“The only person who can pull me down is myself, and I’m not going to let myself pull me down anymore.”
― C. JoyBell C.

Understanding Self-Love is different for every person. Everyone’s perspective of self-love differs from the other. But I will summon that up in one sentence, “Anything that makes YOU happy and you feel free to do that for yourself, is self-love”. Now what this means is that, there is no standard in the world that says, this is what self-love looks like or this is what you should be doing to feel love for yourself. There is no standard for your personal feelings.

Self-love really means the ‘freedom’ that you have within yourself to do the things that make you happy. A person who likes to sit alone and read is a way of expressing freedom for oneself. It is not based on someone else’s thoughts or opinions about how to be happy. Everyone of us is different. Not everyone likes to travel and explore the world. I’m not saying if you do, it’s wrong. It’s not. If a person likes to sit home on his/her couch and watch a movie, so that they can enjoy, then they should be able to and that’s when self-love comes along.

The world has given us a standardized idea of how one should live their life. You do not need to follow them. In fact, the first step towards loving yourself is to know what you really want. It is to understand your hearts desire, rather than knowing the “ideal” way to live a life.

I have had so many people tell me that I married too soon and now my life is going to be over. But I don’t regret any decisions I made in my life. As I know one thing, that people are different. For them enjoying, going out, travelling, meeting new people is a way to life life. Sure, it’s a grand way to live life. But for me, everything in my life has been spontaneous. I never planned my life. I never planned the guy of my dreams. When I met my husband, we both knew right then that we were meant to be. I have always done things that I felt right and never lived off someone else’s opinions. This is to tell you that having the freedom to understand yourself and expressing it, is a part of self-love.

Self-love is not about being selfish. It is not to be a narcissistic person. Love starts from the bottom, like everything else. You will only be able to love others enough when you love yourself first. Let’s back up this with an example: If you did not love yourself enough; you will never be able to love another enough. Your life may go downhill. “You cannot give what you don’t have”.
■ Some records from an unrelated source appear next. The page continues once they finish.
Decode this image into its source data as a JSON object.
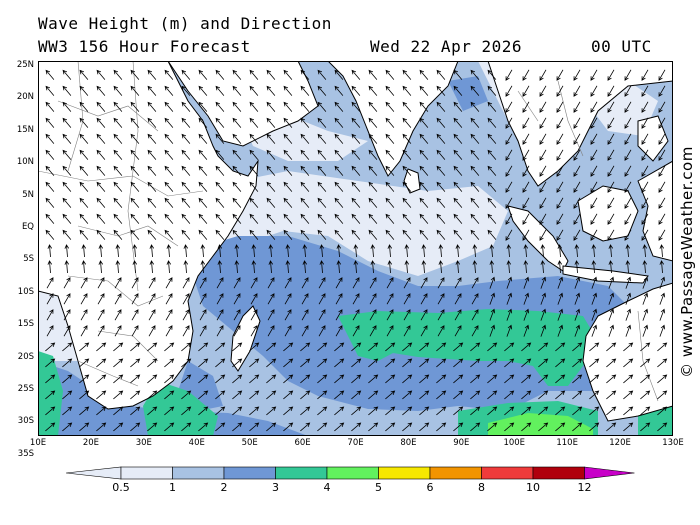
{
  "header": {
    "line1": "Wave Height (m) and Direction",
    "model": "WW3 156 Hour Forecast",
    "date": "Wed 22 Apr 2026",
    "time": "00 UTC"
  },
  "credit": "© www.PassageWeather.com",
  "axes": {
    "lat_labels": [
      "25N",
      "20N",
      "15N",
      "10N",
      "5N",
      "EQ",
      "5S",
      "10S",
      "15S",
      "20S",
      "25S",
      "30S",
      "35S"
    ],
    "lon_labels": [
      "10E",
      "20E",
      "30E",
      "40E",
      "50E",
      "60E",
      "70E",
      "80E",
      "90E",
      "100E",
      "110E",
      "120E",
      "130E"
    ]
  },
  "colorbar": {
    "labels": [
      "0.5",
      "1",
      "2",
      "3",
      "4",
      "5",
      "6",
      "8",
      "10",
      "12"
    ],
    "colors": [
      "#e6ecf7",
      "#a8c2e3",
      "#6f97d5",
      "#33c896",
      "#62f15e",
      "#f6e800",
      "#f29400",
      "#ef3b3b",
      "#b0000d",
      "#c800c8"
    ]
  },
  "map": {
    "land_color": "#ffffff",
    "ocean_base": "#a8c2e3",
    "arrow_color": "#000000",
    "coast_color": "#000000"
  }
}
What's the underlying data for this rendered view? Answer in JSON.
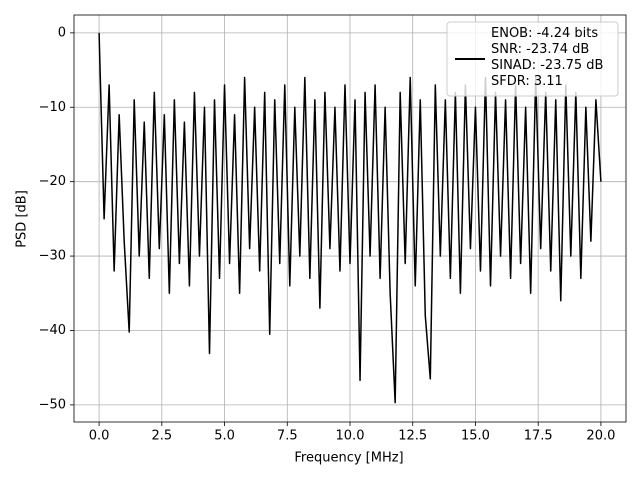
{
  "chart_data": {
    "type": "line",
    "xlabel": "Frequency [MHz]",
    "ylabel": "PSD [dB]",
    "x": [
      0,
      0.2,
      0.4,
      0.6,
      0.8,
      1.0,
      1.2,
      1.4,
      1.6,
      1.8,
      2.0,
      2.2,
      2.4,
      2.6,
      2.8,
      3.0,
      3.2,
      3.4,
      3.6,
      3.8,
      4.0,
      4.2,
      4.4,
      4.6,
      4.8,
      5.0,
      5.2,
      5.4,
      5.6,
      5.8,
      6.0,
      6.2,
      6.4,
      6.6,
      6.8,
      7.0,
      7.2,
      7.4,
      7.6,
      7.8,
      8.0,
      8.2,
      8.4,
      8.6,
      8.8,
      9.0,
      9.2,
      9.4,
      9.6,
      9.8,
      10.0,
      10.2,
      10.4,
      10.6,
      10.8,
      11.0,
      11.2,
      11.4,
      11.6,
      11.8,
      12.0,
      12.2,
      12.4,
      12.6,
      12.8,
      13.0,
      13.2,
      13.4,
      13.6,
      13.8,
      14.0,
      14.2,
      14.4,
      14.6,
      14.8,
      15.0,
      15.2,
      15.4,
      15.6,
      15.8,
      16.0,
      16.2,
      16.4,
      16.6,
      16.8,
      17.0,
      17.2,
      17.4,
      17.6,
      17.8,
      18.0,
      18.2,
      18.4,
      18.6,
      18.8,
      19.0,
      19.2,
      19.4,
      19.6,
      19.8,
      20.0
    ],
    "series": [
      {
        "name": "ENOB: -4.24 bits\nSNR: -23.74 dB\nSINAD: -23.75 dB\nSFDR: 3.11",
        "color": "#000000",
        "values": [
          0,
          -25,
          -7,
          -32,
          -11,
          -28,
          -40.2,
          -9,
          -30,
          -12,
          -33,
          -8,
          -29,
          -11,
          -35,
          -9,
          -31,
          -12,
          -34,
          -8,
          -30,
          -10,
          -43.1,
          -9,
          -33,
          -7,
          -31,
          -11,
          -35,
          -6,
          -29,
          -10,
          -32,
          -8,
          -40.5,
          -9,
          -31,
          -7,
          -34,
          -10,
          -30,
          -6,
          -33,
          -9,
          -37,
          -8,
          -29,
          -10,
          -32,
          -7,
          -31,
          -9,
          -46.7,
          -8,
          -30,
          -7,
          -33,
          -10,
          -35,
          -49.7,
          -8,
          -31,
          -6,
          -34,
          -9,
          -38,
          -46.5,
          -7,
          -30,
          -9,
          -33,
          -8,
          -35,
          -7,
          -29,
          -10,
          -32,
          -6,
          -34,
          -8,
          -30,
          -9,
          -33,
          -7,
          -31,
          -10,
          -35,
          -6,
          -29,
          -8,
          -32,
          -9,
          -36,
          -7,
          -30,
          -8,
          -33,
          -10,
          -28,
          -9,
          -20
        ]
      }
    ],
    "xlim": [
      -1.0,
      21.0
    ],
    "xticks": [
      {
        "value": 0,
        "label": "0.0"
      },
      {
        "value": 2.5,
        "label": "2.5"
      },
      {
        "value": 5,
        "label": "5.0"
      },
      {
        "value": 7.5,
        "label": "7.5"
      },
      {
        "value": 10,
        "label": "10.0"
      },
      {
        "value": 12.5,
        "label": "12.5"
      },
      {
        "value": 15,
        "label": "15.0"
      },
      {
        "value": 17.5,
        "label": "17.5"
      },
      {
        "value": 20,
        "label": "20.0"
      }
    ],
    "ylim": [
      -52.3,
      2.4
    ],
    "yticks": [
      {
        "value": -50,
        "label": "−50"
      },
      {
        "value": -40,
        "label": "−40"
      },
      {
        "value": -30,
        "label": "−30"
      },
      {
        "value": -20,
        "label": "−20"
      },
      {
        "value": -10,
        "label": "−10"
      },
      0
    ],
    "grid": true,
    "legend": "upper right"
  }
}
Let’s say, you and you boyfriend/girlfriend are deeply in love and have been together for awhile now. But along with that you as a person, keeping fighting, doubting, hurting your partner most of the time. Why do you think that is? The deep rooting issue to such situations is because one of you is have doubts about themselves more than of their partner. You keep beating yourself up for every mistake that you do. You look for assurance and support from your partner so that you can feel good. Understand one thing, nobody can make you happy, only you can. 

Self-love involves all the things that “LOVE” involves towards others. It involves, forgiving yourself, letting go of your own mistakes, giving yourself another chance, making time for yourself, listening to your heart and creating a life that YOU love first.